Wiki Hunt offers up three different modes of play, “Use Random Articles,” “Choose Articles,” and “Six Clicks to Jesus.” Each of these modes is pretty self-explanatory, though each has its own natural level of difficulty.
The easiest of these is Six Clicks to Jesus. As the name suggests, the game will give you a random article and you’ll need to get to the wiki entry on Jesus Christ in six or less clicks. It may sound challenging, but there’s a trick that makes this mode ridiculously easy. Nearly every page links to a geographical location, and that in turn will lead to a section on that nation’s religion and culture. From there it’s little more than a click or two to the target page.
While we get that using Jesus as the endgame was meant to make this a relatively manageable task, we would have loved to see another wiki page with the “Six Click to” feature that would have offered up a greater challenge.

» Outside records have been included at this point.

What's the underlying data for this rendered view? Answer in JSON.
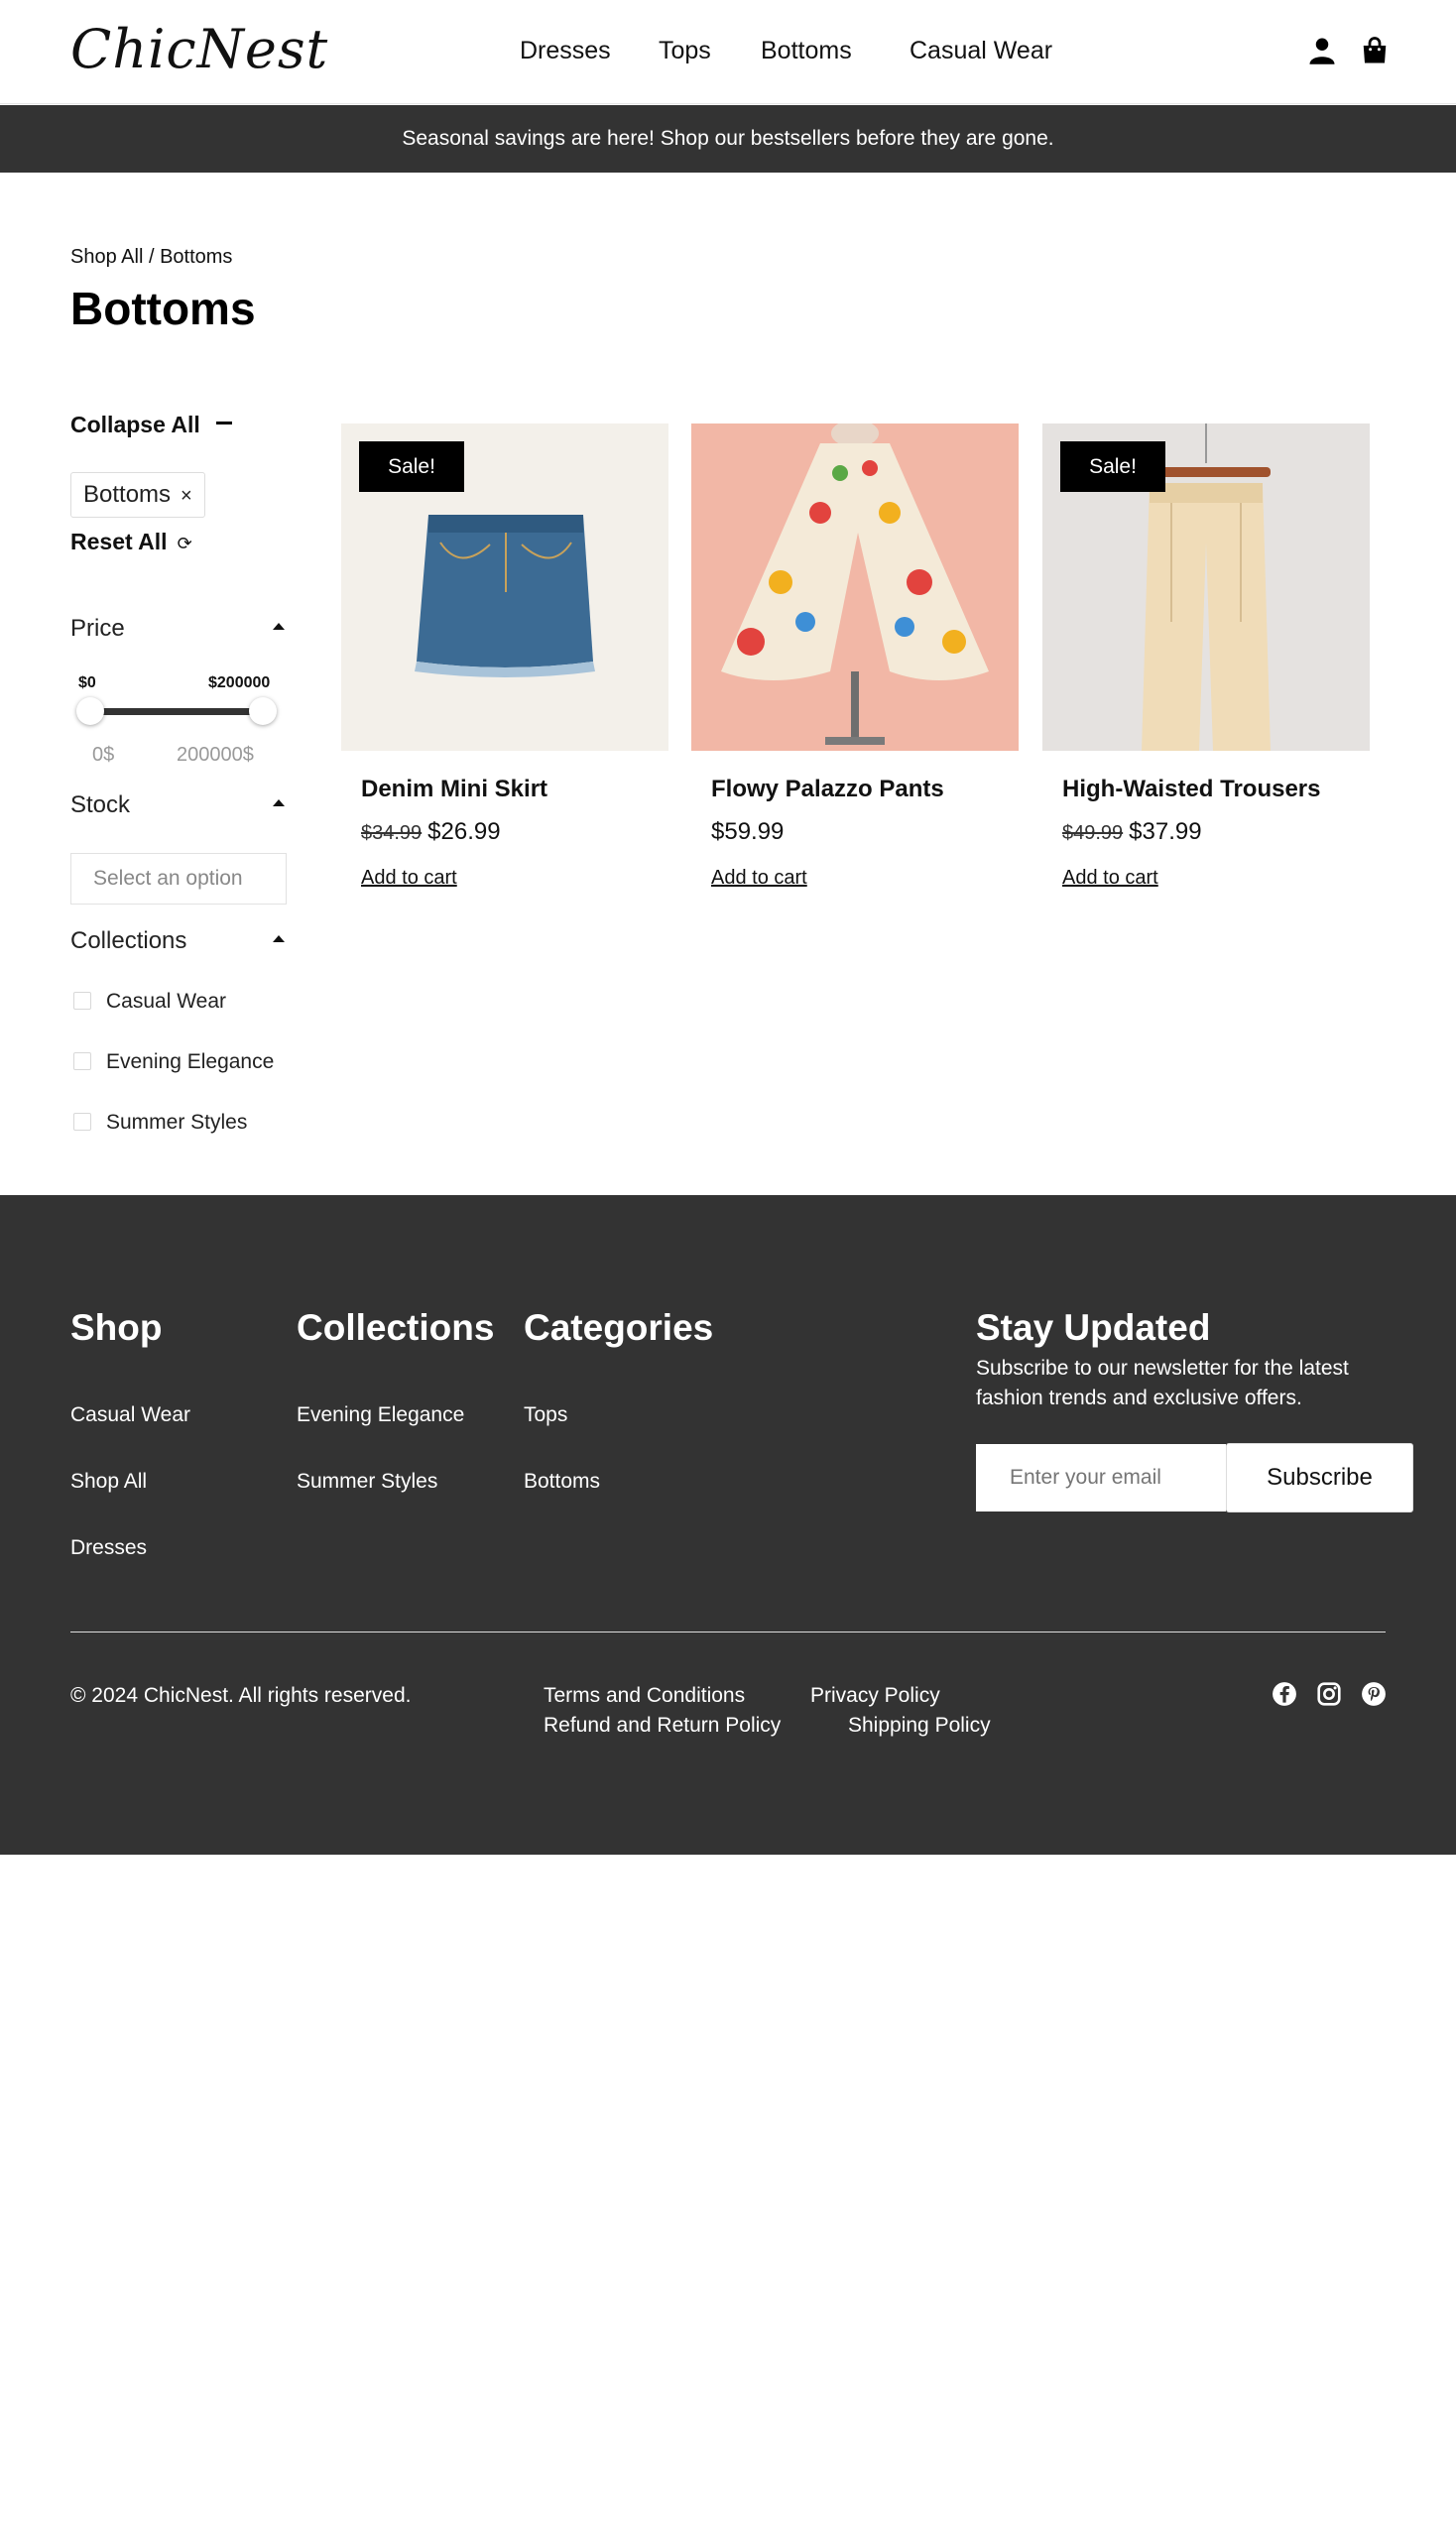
{
  "brand": {
    "logo": "ChicNest"
  },
  "nav": {
    "items": [
      "Dresses",
      "Tops",
      "Bottoms",
      "Casual Wear"
    ],
    "account_icon": "user-icon",
    "cart_icon": "shopping-bag-icon"
  },
  "announcement": "Seasonal savings are here! Shop our bestsellers before they are gone.",
  "breadcrumb": {
    "root": "Shop All",
    "separator": " / ",
    "current": "Bottoms"
  },
  "page_title": "Bottoms",
  "filters": {
    "collapse_all": "Collapse All",
    "active_chip": "Bottoms",
    "chip_remove": "×",
    "reset_all": "Reset All",
    "reset_icon": "⟳",
    "price": {
      "label": "Price",
      "min_label": "$0",
      "max_label": "$200000",
      "min_value": "0$",
      "max_value": "200000$"
    },
    "stock": {
      "label": "Stock",
      "placeholder": "Select an option"
    },
    "collections": {
      "label": "Collections",
      "options": [
        "Casual Wear",
        "Evening Elegance",
        "Summer Styles"
      ]
    }
  },
  "products": [
    {
      "name": "Denim Mini Skirt",
      "old_price": "$34.99",
      "price": "$26.99",
      "badge": "Sale!",
      "cta": "Add to cart"
    },
    {
      "name": "Flowy Palazzo Pants",
      "old_price": "",
      "price": "$59.99",
      "badge": "",
      "cta": "Add to cart"
    },
    {
      "name": "High-Waisted Trousers",
      "old_price": "$49.99",
      "price": "$37.99",
      "badge": "Sale!",
      "cta": "Add to cart"
    }
  ],
  "footer": {
    "shop": {
      "heading": "Shop",
      "links": [
        "Casual Wear",
        "Shop All",
        "Dresses"
      ]
    },
    "collections": {
      "heading": "Collections",
      "links": [
        "Evening Elegance",
        "Summer Styles"
      ]
    },
    "categories": {
      "heading": "Categories",
      "links": [
        "Tops",
        "Bottoms"
      ]
    },
    "newsletter": {
      "heading": "Stay Updated",
      "description": "Subscribe to our newsletter for the latest fashion trends and exclusive offers.",
      "placeholder": "Enter your email",
      "button": "Subscribe"
    },
    "copyright": "© 2024 ChicNest. All rights reserved.",
    "legal": [
      "Terms and Conditions",
      "Privacy Policy",
      "Refund and Return Policy",
      "Shipping Policy"
    ],
    "social": [
      "facebook-icon",
      "instagram-icon",
      "pinterest-icon"
    ]
  },
  "colors": {
    "dark": "#333333",
    "background": "#ffffff",
    "accent": "#000000"
  }
}
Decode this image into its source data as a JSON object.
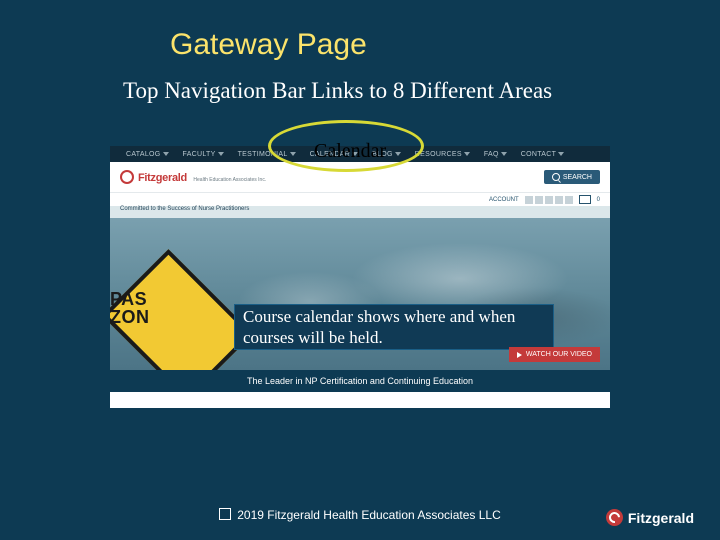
{
  "slide": {
    "title": "Gateway Page",
    "subtitle": "Top Navigation Bar Links to 8 Different Areas",
    "callout_label": "Calendar",
    "description": "Course calendar shows where and when courses will be held."
  },
  "screenshot": {
    "nav": {
      "items": [
        "CATALOG",
        "FACULTY",
        "TESTIMONIAL",
        "CALENDAR",
        "BLOG",
        "RESOURCES",
        "FAQ",
        "CONTACT"
      ]
    },
    "brand": {
      "name": "Fitzgerald",
      "sub": "Health Education Associates Inc."
    },
    "search_label": "SEARCH",
    "account_label": "ACCOUNT",
    "cart_count": "0",
    "tagline": "Committed to the Success of Nurse Practitioners",
    "sign_line1": "PAS",
    "sign_line2": "ZON",
    "watch_label": "WATCH OUR VIDEO",
    "bluebar": "The Leader in NP Certification and Continuing Education"
  },
  "footer": {
    "copyright": "2019 Fitzgerald Health Education Associates LLC",
    "corner_brand": "Fitzgerald"
  }
}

Six Clicks to the zipper, for example. Or Six Clicks to bananas. Maybe Mussolini. Anything other than one of the most-linked to pages on Wikipedia.
On the other end of the difficulty scale is the Use Random Articles option. This is the real meat and potatoes of Wiki Hunt, and if you actually spend time reading the articles you could easily lose a few hours to this without ever finding the article you were searching for. On occasion you’ll luck into an easy find, but expect to encounter many challenges here that seem unsolvable.
Still – every challenge in Wiki Hunt has a solution, and you can click a button at any time to see just what that is. If you’re looking for a more manageable challenge you can always choose your own two articles and try to find the shortest path between them. If you already have two entries in mind that you’d like to read, this can be a fun way to see how they’re connected.
Wiki Hunt is equal parts trivia game and scavenger hunt, but it’s not going to be for everyone. We’re talking about a game based on the encyclopedia here; I’m having trouble thinking of something that could possibly sound nerdier. Still, if you’re already a wikinut like myself, Wiki Hunt is an easy sell. Now go and see if you can get from the Hoover Dam to Donald Duck in three easy steps.